What Is a Spot Secondary?
The term spot secondary refers to the sale of securities that are already been issued. It doesn't require a Securities and Exchange Commission (SEC) registration statement. Distributions from these sales are normally paid out without any time delays. A spot secondary offering is typically presented to institutional investors instead of the general public and is closed the next business day after it is made. Investors in spot secondary trades typically expect an underwriting discount for executing the trade quickly.
- A spot secondary is the sale of securities that are already issued, usually to institutional investors rather than to the general public.

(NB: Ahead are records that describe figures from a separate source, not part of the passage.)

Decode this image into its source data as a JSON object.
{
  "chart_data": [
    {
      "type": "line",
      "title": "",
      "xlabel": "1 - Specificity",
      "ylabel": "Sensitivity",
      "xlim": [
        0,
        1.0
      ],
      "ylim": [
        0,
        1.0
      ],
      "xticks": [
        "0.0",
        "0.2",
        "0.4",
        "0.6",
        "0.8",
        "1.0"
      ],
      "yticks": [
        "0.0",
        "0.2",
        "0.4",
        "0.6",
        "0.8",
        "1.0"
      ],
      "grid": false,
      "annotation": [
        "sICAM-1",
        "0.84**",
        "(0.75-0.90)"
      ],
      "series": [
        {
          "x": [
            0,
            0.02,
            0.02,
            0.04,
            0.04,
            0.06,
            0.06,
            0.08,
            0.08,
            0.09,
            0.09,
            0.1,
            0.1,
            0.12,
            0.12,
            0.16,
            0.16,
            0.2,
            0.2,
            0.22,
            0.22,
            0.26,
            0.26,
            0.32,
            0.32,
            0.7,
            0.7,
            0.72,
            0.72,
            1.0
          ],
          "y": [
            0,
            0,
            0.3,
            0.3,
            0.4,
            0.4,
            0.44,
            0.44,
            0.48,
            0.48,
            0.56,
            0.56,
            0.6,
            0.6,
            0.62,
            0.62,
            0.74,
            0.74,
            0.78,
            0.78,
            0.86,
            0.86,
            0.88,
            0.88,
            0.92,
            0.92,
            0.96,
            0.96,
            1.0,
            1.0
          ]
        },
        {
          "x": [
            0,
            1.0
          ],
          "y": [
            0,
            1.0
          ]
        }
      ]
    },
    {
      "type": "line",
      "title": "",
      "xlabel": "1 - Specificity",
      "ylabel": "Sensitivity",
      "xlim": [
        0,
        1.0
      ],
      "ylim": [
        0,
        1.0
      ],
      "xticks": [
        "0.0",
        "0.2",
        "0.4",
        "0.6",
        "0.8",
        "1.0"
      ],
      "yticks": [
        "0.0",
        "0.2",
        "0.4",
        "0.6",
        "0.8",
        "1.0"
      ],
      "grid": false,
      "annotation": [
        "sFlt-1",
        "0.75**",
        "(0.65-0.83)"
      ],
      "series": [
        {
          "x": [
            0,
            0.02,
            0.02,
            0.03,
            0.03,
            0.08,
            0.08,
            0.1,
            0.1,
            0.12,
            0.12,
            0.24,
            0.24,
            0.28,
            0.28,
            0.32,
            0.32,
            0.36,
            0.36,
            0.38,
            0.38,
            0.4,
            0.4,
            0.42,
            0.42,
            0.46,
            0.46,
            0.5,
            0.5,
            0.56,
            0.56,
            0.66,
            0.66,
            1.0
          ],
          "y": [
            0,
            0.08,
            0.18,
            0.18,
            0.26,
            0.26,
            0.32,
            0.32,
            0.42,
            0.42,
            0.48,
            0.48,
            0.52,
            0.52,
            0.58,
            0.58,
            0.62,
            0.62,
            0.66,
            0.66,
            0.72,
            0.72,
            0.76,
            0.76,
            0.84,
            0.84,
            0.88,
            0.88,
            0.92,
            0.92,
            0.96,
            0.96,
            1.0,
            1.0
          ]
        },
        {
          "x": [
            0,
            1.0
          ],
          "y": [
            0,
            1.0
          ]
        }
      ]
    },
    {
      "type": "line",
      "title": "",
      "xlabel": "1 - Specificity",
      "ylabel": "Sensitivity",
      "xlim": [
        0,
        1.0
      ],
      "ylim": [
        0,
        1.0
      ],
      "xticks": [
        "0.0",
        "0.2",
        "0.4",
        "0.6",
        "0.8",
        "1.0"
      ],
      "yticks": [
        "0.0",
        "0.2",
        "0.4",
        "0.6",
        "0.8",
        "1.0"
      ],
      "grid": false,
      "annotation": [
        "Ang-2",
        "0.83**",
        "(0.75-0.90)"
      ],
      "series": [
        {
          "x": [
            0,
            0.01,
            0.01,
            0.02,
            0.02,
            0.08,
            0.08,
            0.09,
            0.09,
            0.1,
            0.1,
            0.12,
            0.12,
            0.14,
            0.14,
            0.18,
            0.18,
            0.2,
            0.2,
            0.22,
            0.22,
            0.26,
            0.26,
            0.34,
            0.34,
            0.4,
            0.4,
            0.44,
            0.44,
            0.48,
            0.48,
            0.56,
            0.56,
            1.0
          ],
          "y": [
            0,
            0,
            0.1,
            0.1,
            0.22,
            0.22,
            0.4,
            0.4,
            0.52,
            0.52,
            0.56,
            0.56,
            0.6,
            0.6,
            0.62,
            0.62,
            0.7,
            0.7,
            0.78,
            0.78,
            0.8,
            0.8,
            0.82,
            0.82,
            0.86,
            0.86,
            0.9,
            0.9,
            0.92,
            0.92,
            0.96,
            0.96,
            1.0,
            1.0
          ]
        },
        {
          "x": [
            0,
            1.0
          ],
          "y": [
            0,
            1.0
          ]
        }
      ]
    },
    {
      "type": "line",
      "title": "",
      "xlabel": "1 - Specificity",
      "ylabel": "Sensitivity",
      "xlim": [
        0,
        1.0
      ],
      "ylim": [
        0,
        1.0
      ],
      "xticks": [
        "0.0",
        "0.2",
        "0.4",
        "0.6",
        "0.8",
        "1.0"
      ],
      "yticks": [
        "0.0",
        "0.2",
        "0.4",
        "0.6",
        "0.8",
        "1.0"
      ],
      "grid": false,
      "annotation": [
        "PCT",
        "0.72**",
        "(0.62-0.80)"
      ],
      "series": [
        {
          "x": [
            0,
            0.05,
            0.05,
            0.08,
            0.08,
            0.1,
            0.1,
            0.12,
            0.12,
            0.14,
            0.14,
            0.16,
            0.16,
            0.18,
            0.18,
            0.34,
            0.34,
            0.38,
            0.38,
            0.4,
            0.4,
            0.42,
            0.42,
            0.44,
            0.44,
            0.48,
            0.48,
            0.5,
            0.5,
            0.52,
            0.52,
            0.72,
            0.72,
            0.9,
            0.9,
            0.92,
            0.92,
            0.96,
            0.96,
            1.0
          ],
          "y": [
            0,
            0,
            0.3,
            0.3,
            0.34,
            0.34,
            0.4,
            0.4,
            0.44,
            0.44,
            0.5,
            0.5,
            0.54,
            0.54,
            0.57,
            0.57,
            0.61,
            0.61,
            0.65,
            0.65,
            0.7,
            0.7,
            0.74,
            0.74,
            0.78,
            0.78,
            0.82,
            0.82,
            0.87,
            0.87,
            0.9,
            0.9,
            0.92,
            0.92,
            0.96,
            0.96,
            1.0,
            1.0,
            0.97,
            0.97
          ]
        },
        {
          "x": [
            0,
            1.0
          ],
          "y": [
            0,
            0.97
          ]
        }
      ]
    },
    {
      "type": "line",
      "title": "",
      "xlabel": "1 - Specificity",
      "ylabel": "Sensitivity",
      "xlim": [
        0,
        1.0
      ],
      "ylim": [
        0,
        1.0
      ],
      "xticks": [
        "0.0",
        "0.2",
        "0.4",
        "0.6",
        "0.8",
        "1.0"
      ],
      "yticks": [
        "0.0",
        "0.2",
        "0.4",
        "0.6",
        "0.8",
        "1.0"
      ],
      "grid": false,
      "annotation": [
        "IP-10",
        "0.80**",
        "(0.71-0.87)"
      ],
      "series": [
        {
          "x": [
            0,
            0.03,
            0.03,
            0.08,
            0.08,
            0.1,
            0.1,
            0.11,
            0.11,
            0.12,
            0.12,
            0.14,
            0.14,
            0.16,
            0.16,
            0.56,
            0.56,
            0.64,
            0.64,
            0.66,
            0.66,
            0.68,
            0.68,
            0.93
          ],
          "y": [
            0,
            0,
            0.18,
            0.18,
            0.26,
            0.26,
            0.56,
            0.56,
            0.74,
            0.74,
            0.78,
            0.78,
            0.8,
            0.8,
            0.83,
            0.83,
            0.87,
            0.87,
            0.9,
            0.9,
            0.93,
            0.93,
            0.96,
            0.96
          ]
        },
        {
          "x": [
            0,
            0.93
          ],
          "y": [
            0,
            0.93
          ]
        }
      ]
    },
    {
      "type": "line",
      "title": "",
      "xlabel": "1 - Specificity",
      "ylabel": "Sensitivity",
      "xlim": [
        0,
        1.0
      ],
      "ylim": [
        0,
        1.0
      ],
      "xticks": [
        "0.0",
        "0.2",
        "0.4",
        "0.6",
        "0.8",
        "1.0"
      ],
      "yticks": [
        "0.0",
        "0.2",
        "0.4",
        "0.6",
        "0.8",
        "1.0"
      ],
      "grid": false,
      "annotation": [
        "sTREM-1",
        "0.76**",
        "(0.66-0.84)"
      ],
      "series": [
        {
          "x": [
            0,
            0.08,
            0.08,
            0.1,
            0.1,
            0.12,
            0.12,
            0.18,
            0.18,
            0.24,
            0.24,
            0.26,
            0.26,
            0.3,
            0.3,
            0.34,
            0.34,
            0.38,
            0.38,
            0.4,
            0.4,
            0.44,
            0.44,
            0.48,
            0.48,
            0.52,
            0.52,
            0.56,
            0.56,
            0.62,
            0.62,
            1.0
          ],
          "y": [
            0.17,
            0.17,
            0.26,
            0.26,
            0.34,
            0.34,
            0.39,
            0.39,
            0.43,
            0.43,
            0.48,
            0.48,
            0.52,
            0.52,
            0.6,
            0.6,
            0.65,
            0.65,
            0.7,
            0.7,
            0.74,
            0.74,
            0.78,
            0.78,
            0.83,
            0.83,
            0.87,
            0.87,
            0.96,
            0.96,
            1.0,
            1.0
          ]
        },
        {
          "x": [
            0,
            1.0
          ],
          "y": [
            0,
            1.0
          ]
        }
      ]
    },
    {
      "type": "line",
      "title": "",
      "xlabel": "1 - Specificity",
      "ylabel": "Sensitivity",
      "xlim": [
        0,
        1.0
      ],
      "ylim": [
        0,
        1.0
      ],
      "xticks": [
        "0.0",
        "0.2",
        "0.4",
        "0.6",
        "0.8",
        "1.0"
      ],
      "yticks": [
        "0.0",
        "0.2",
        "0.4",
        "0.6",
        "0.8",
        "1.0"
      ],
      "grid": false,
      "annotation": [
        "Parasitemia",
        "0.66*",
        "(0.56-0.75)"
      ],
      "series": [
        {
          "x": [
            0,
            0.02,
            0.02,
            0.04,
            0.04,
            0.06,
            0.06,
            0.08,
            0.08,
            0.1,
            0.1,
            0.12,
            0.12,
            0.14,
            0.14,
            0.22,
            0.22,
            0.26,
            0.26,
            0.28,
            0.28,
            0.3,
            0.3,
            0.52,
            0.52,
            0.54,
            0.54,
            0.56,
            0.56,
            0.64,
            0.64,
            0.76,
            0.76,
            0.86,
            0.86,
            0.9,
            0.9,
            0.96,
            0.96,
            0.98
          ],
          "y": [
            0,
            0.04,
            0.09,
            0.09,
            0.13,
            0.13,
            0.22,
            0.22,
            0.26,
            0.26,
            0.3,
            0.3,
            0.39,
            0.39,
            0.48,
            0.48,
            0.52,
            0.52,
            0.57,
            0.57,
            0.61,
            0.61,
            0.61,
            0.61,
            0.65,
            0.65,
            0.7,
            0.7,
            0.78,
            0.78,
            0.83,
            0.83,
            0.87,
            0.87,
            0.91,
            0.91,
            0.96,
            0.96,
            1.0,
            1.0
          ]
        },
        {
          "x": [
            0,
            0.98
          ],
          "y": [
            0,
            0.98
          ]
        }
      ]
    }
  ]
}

- This offering does not require a Securities and Exchange Commission registration statement.
- Distributions that result from these sales are normally paid out without any time delays.
- Investors in spot secondary trades typically expect an underwriting discount for executing the trade quickly.
How a Spot Secondary Works
As mentioned above, a spot secondary offering involves the sale of securities that are already issued. The term spot in financial markets is short for "on the spot” and refers to immediate cash transactions with no or little delay. In general, the term secondary refers to trades made between a buyer and seller in the financial market who are not the original issuers of the product.
These transactions are initiated by just one entity—usually, an institutional investor after an initial public offering (IPO) takes place. Companies often make a secondary stock offering after an IPO because they need to raise money, in which case new shares are issued. But in other cases, secondary offerings are held because major investors in the IPO are looking to sell.
Shares that are issued through a spot secondary offering are typically priced at a discount to institutional investors. This encourages participation in what are usually cash transactions that occur overnight. A managing underwriter, or book runner, generally acts as the agent for the firm in purchasing, carrying, and distributing the spot secondary offering.
By contrast, futures markets trade in the future value of a commodity, bond, or stock. For example, the secondary mortgage market is where mortgages that have been sold by the original lender are packaged and resold to investors. But in the context of stock shares, secondary offerings can mean both third-party sales and sales by the original company after the initial public offering (IPO).
Spot secondary trades are normally offered to institutional investors, which means that average investors are not privy to them.
A spot secondary offering is not registered with the SEC. Certain requirements must be met to avoid registration and therefore, offer a spot secondary offering. This includes making the offering to an accredited investor, such as an institutional investor.
But not all secondary share offerings are considered spot secondary. Conventional secondary offerings—namely, those that are sold to the general public—must be registered with the SEC, which can be a time-consuming process meant to protect retail investors from misrepresentation or even fraud.
As such, this kind of offering can typically be performed more quickly than other types of secondary offerings. But because the SEC has not condoned these offerings, spot secondary trades are generally limited to institutional investors, who presumably are more knowledgeable about the potential risks and rewards.